At the moment the FBI doesn't care, but the minute they have some reason to suspect him of ANYTHING, they will be on him like white on rice and looking directly in all the areas he could have hidden anything, and with documenting his life to the degree he's doing, the places they'll look will be very intrusive

Comment I don't trust CAs (Score 1) 87

This is why I don't trust Certificates I haven't generated myself. In fact my prof for one of my security classes (I'm in Computer Security and Investigations at Fleming College) actually told us that untrusted certificate situations are more trustworthy, as the majority of attackers will go about getting a certificate through fraudulent means to avoid the scary pop-up window.

Comment Re:Why even bother specifying INTERNET perms? (Score 1) 97

The trouble is that any app that shows ads, requires internet access to get the ads.

One of the major revenue streams in the android market are those ads as android users are much less likely to pay for an app.

What Google needs to do is separate the ad internet connection from any other internet connection.

Comment It's been Fun! (Score 1) 1521

Of all the posts, I never disliked a CmdrTaco post. You are/were the soul of this place really. I'm not sure where the site will be going, but this news just makes me feel older. I'll miss the slashdot of old and hopefully I'll feel just at home as it moves into the future.

Comment Social Networks not cause (Score 1) 403

They're not saying that the social networks are causing the civil unrest, what they're saying is that they're allowing those organizing it a much easier time communicating plan changes as it goes on. Shutting down those lines of communication would make it easier for the authorities to stop the unrest.

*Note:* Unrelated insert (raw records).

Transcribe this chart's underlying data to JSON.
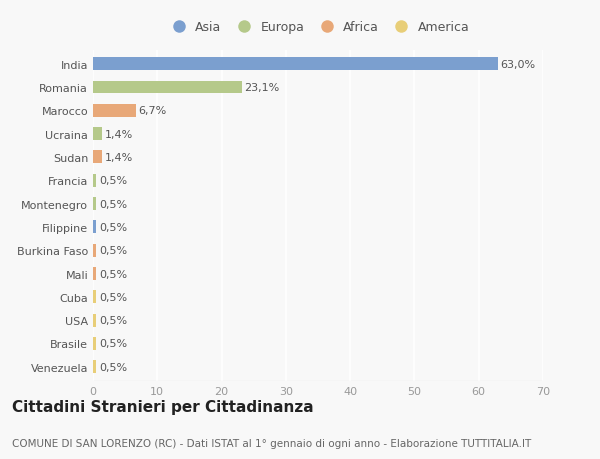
{
  "countries": [
    "India",
    "Romania",
    "Marocco",
    "Ucraina",
    "Sudan",
    "Francia",
    "Montenegro",
    "Filippine",
    "Burkina Faso",
    "Mali",
    "Cuba",
    "USA",
    "Brasile",
    "Venezuela"
  ],
  "values": [
    63.0,
    23.1,
    6.7,
    1.4,
    1.4,
    0.5,
    0.5,
    0.5,
    0.5,
    0.5,
    0.5,
    0.5,
    0.5,
    0.5
  ],
  "labels": [
    "63,0%",
    "23,1%",
    "6,7%",
    "1,4%",
    "1,4%",
    "0,5%",
    "0,5%",
    "0,5%",
    "0,5%",
    "0,5%",
    "0,5%",
    "0,5%",
    "0,5%",
    "0,5%"
  ],
  "continents": [
    "Asia",
    "Europa",
    "Africa",
    "Europa",
    "Africa",
    "Europa",
    "Europa",
    "Asia",
    "Africa",
    "Africa",
    "America",
    "America",
    "America",
    "America"
  ],
  "continent_colors": {
    "Asia": "#7b9fcf",
    "Europa": "#b5c98a",
    "Africa": "#e8a878",
    "America": "#e8ce78"
  },
  "legend_order": [
    "Asia",
    "Europa",
    "Africa",
    "America"
  ],
  "legend_colors": [
    "#7b9fcf",
    "#b5c98a",
    "#e8a878",
    "#e8ce78"
  ],
  "title": "Cittadini Stranieri per Cittadinanza",
  "subtitle": "COMUNE DI SAN LORENZO (RC) - Dati ISTAT al 1° gennaio di ogni anno - Elaborazione TUTTITALIA.IT",
  "xlim": [
    0,
    70
  ],
  "xticks": [
    0,
    10,
    20,
    30,
    40,
    50,
    60,
    70
  ],
  "background_color": "#f8f8f8",
  "bar_height": 0.55,
  "title_fontsize": 11,
  "subtitle_fontsize": 7.5,
  "label_fontsize": 8,
  "tick_fontsize": 8,
  "legend_fontsize": 9
}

That makes sense. The government's job it to keep order and this is one way to aid that when things get out of hand. Remember the UK does have a very real terrorist threat in Northern Ireland. They need to think aobut these kinds of things, draconian as they are. It's inportant that they have this power, however the manner in which they weild it is far more important.

Comment Canadian Pre-paid (Score 1) 270

At least with Roger and Fido pre-paid, which I both sold, they don't check a credit card. They only need a Canadian address and that was only used for account verification if you called in. Many times I had foreign customers just pull a random address out of the phone book. Payment was taken through our store credit card machine. You might have a problem buying refills over the phone, but buying top-ups from a kiosk or store is not a problem at all.

It's a bit cheaper to go with a monthly plan, but that needs valid Canadian ID

Comment Re:Pointer typedefs (Score 1) 394

What drives me nuts is the over use of Foo and Bar as labels in programming examples. I completely failed my first course on C++ in college because the instructor would use nothing but Foo and Bar and derivatives for everything in his examples. I would get so lost because everything would look exactly the same and I would confuse foofoobar for foobarfoo (Made much worse when I would drift with my ADHD and come back and try to figure out what he did during the 2 minutes I wasn't paying attention).

Luckily now that I'm back in school 10 years later, my programming instructor has stressed that whatever you label you label it for what it does or what it will store, no matter how small or simple the program is going to be. Much easier to follow along now.